He's been making movies for nearly two decades, but no one in America noticed Mexican director Alfonso Cuaron until his critically acclaimed 2001 road trip, sex movie Y Tu Mama Tambien. Unafraid to take on new challenges, Cuaron followed a low-budget indie film filled with adult subject matter with a big-budget kids movie, Harry Potter and the Prisoner of Azkaban. The result was the best Potter film to date. In Children of Men he takes on a completely new challenge: the science fiction story of a dystopian and doomed future where the human race is headed for an early extinction. As always, Cuaron hits it out of the park.
Some time in the early 21st century, women stopped having babies. No one knows why, they just stopped. It's now 2027, science is powerless, governments are in shambles, and society has dissolved into complete anarchy. None of it matters. The suddenly wholly infertile human race will die out in the next sixty or seventy years.
While the rest of the world has collapsed, Britain soldiers on. As the world's only remaining government, the UK is a last bastion of civilization. Or is it? The British government maintains order at great cost. The hordes of refugees struggling to escape the flames engulfing the rest of the world by running to Britain are caged, imprisoned, and killed. The country has become a police state; terrorist bombings are constant and common. Britain soldiers on, but nobody seems all that happy about it.
Not that it matters. Cuaron's film takes a depressed and somber tone right from the outset. The human race has no hope, and mankind lumbers through the streets engaged in the business of daily living knowing that soon it'll all be dust. Theodore Faron (Clive Owen) gets his coffee and goes to work, but like everyone else he's dead inside. The world is only going through the motions of living, and he right along with it until he stumbles on hope.
One of the country's terrorist groups discovers a pregnant woman. She's the first in more than 18 years, and both the government and the terrorists want to control her. Theodore's ex-wife (Julianne Moore) runs the rebels, and turns to him as the only person she knows she can trust, for help in getting the most important person in the world to safety. Their goal is a secret organization called The Human Project, and the rot of Great Britain is in their way.
What's most impressive about Children of Men is the way it so staunchly avoids becoming a traditional thriller.
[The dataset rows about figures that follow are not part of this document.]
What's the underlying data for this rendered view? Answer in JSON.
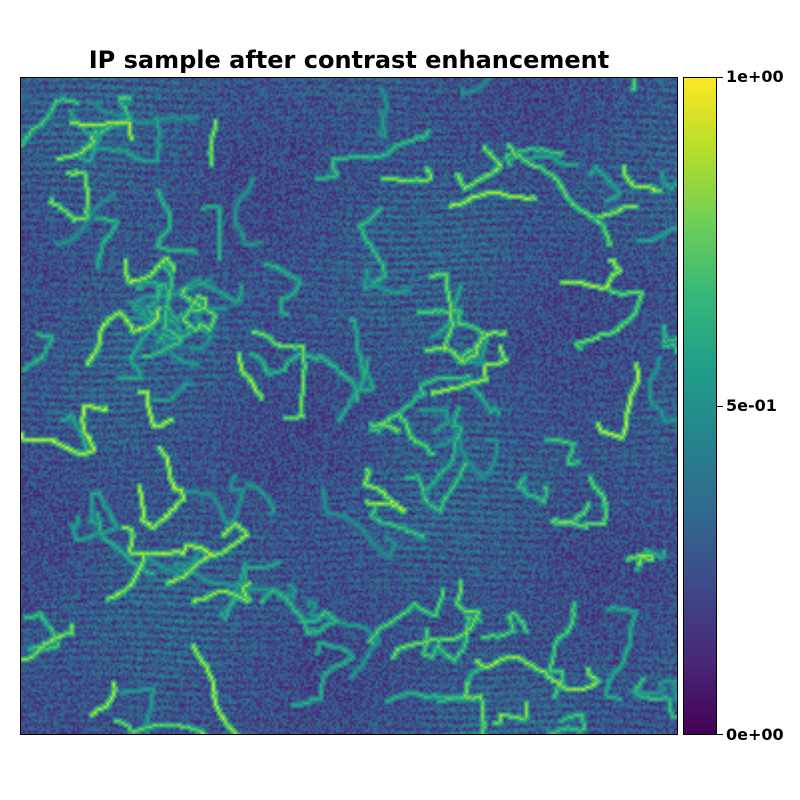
{
  "title": "IP sample after contrast enhancement",
  "colormap": {
    "name": "viridis",
    "stops": [
      "#440154",
      "#482878",
      "#3e4989",
      "#31688e",
      "#26828e",
      "#1f9e89",
      "#35b779",
      "#6ece58",
      "#b5de2b",
      "#fde725"
    ]
  },
  "colorbar": {
    "min": 0,
    "max": 1,
    "ticks": [
      {
        "value": 1.0,
        "label": "1e+00"
      },
      {
        "value": 0.5,
        "label": "5e-01"
      },
      {
        "value": 0.0,
        "label": "0e+00"
      }
    ]
  }
}
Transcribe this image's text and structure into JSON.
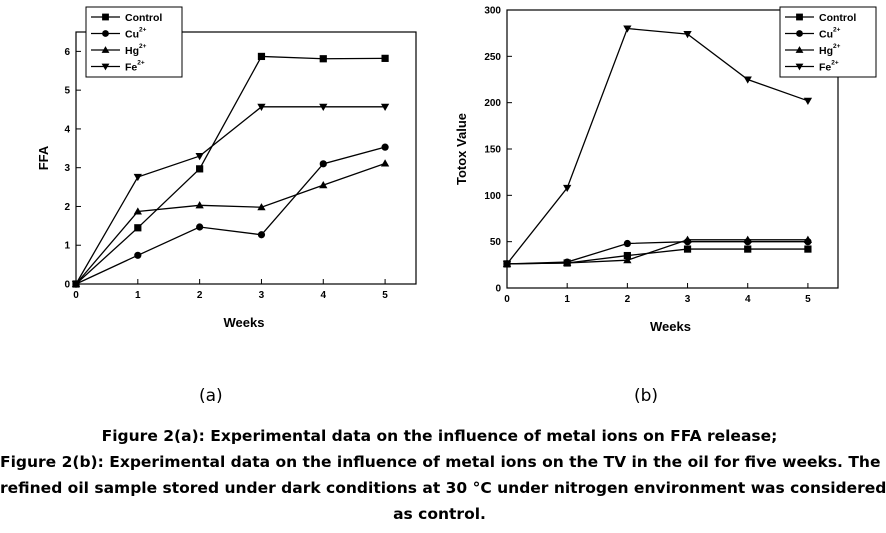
{
  "chart_data": [
    {
      "type": "line",
      "panel_label": "(a)",
      "title": "",
      "xlabel": "Weeks",
      "ylabel": "FFA",
      "xlim": [
        0,
        5.5
      ],
      "ylim": [
        0,
        6.5
      ],
      "xticks": [
        0,
        1,
        2,
        3,
        4,
        5
      ],
      "yticks": [
        0,
        1,
        2,
        3,
        4,
        5,
        6
      ],
      "legend_position": "top-left",
      "x": [
        0,
        1,
        2,
        3,
        4,
        5
      ],
      "series": [
        {
          "name": "Control",
          "sup": "",
          "marker": "square",
          "values": [
            0,
            1.45,
            2.97,
            5.87,
            5.81,
            5.82
          ]
        },
        {
          "name": "Cu",
          "sup": "2+",
          "marker": "circle",
          "values": [
            0,
            0.74,
            1.47,
            1.27,
            3.1,
            3.53
          ]
        },
        {
          "name": "Hg",
          "sup": "2+",
          "marker": "triangle-up",
          "values": [
            0,
            1.87,
            2.03,
            1.98,
            2.55,
            3.11
          ]
        },
        {
          "name": "Fe",
          "sup": "2+",
          "marker": "triangle-down",
          "values": [
            0,
            2.76,
            3.3,
            4.57,
            4.57,
            4.57
          ]
        }
      ]
    },
    {
      "type": "line",
      "panel_label": "(b)",
      "title": "",
      "xlabel": "Weeks",
      "ylabel": "Totox Value",
      "xlim": [
        0,
        5.5
      ],
      "ylim": [
        0,
        300
      ],
      "xticks": [
        0,
        1,
        2,
        3,
        4,
        5
      ],
      "yticks": [
        0,
        50,
        100,
        150,
        200,
        250,
        300
      ],
      "legend_position": "top-right",
      "x": [
        0,
        1,
        2,
        3,
        4,
        5
      ],
      "series": [
        {
          "name": "Control",
          "sup": "",
          "marker": "square",
          "values": [
            26,
            27,
            35,
            42,
            42,
            42
          ]
        },
        {
          "name": "Cu",
          "sup": "2+",
          "marker": "circle",
          "values": [
            26,
            28,
            48,
            50,
            50,
            50
          ]
        },
        {
          "name": "Hg",
          "sup": "2+",
          "marker": "triangle-up",
          "values": [
            26,
            27,
            30,
            52,
            52,
            52
          ]
        },
        {
          "name": "Fe",
          "sup": "2+",
          "marker": "triangle-down",
          "values": [
            26,
            108,
            280,
            274,
            225,
            202
          ]
        }
      ]
    }
  ],
  "caption": {
    "line1": "Figure 2(a): Experimental data on the influence of metal ions on FFA release;",
    "line2": "Figure 2(b): Experimental data on the influence of metal ions on the TV in the oil for five weeks. The",
    "line3": "refined oil sample stored under dark conditions at 30 °C under nitrogen environment was considered",
    "line4": "as control."
  }
}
It might have been easy to turn it into just another chase movie, after all that's what I'm describing here. Theodore ends up on the run with the world's only pregnant mother, pursued by the military, the cops, rebel terrorists, and nearly everyone else in god's green creation. But Cuaron refuses to let this turn into a post-apocalyptic rehash of The Fugitive. Instead, the film seems more interested in exploring the consequences of a future in which man is done for, and conversely the effect hope can have on a world and on individuals who are truly and completely hopeless. The film is thoughtful and deeply introspective, even when Theodore is on the run Cuaron never misses and opportunity to explore the consequences of what's going on around him. Children of Men manages to balance the demands of both action and razor sharper intelligence with admirable ability. It does what all great science fiction does: entertains while making you think.
Clive Owen continues to grow as an actor. He seems to get better with every role. This is his finest work here, Theodore's story is one of reawakening. His ex-wife Julian describes the Theodore of 18 years ago as a charmer, but the rumpled man sitting next to her in a beaten up car doesn't resemble it. Yet slowly, when there's hope for a future, that man inside awakens, and Theodore transforms into the person he once was. He's sympathetic and powerful as a character, Clive deserves an Oscar.
Give one to Cuaron while you're at it. Children of Men is another great achievement from him. Is there anything he can't do? With all of Hollywood's loud, laser pistol filled futuristic blockbusters you forget that great science fiction doesn't necessarily need giant freakin robots. The genre is at its best when using a fantasized future to make you consider the cost and course of the present. Children of Men does that, and more. It's not flashy, but it is fresh and effective. Cuaron has done it again.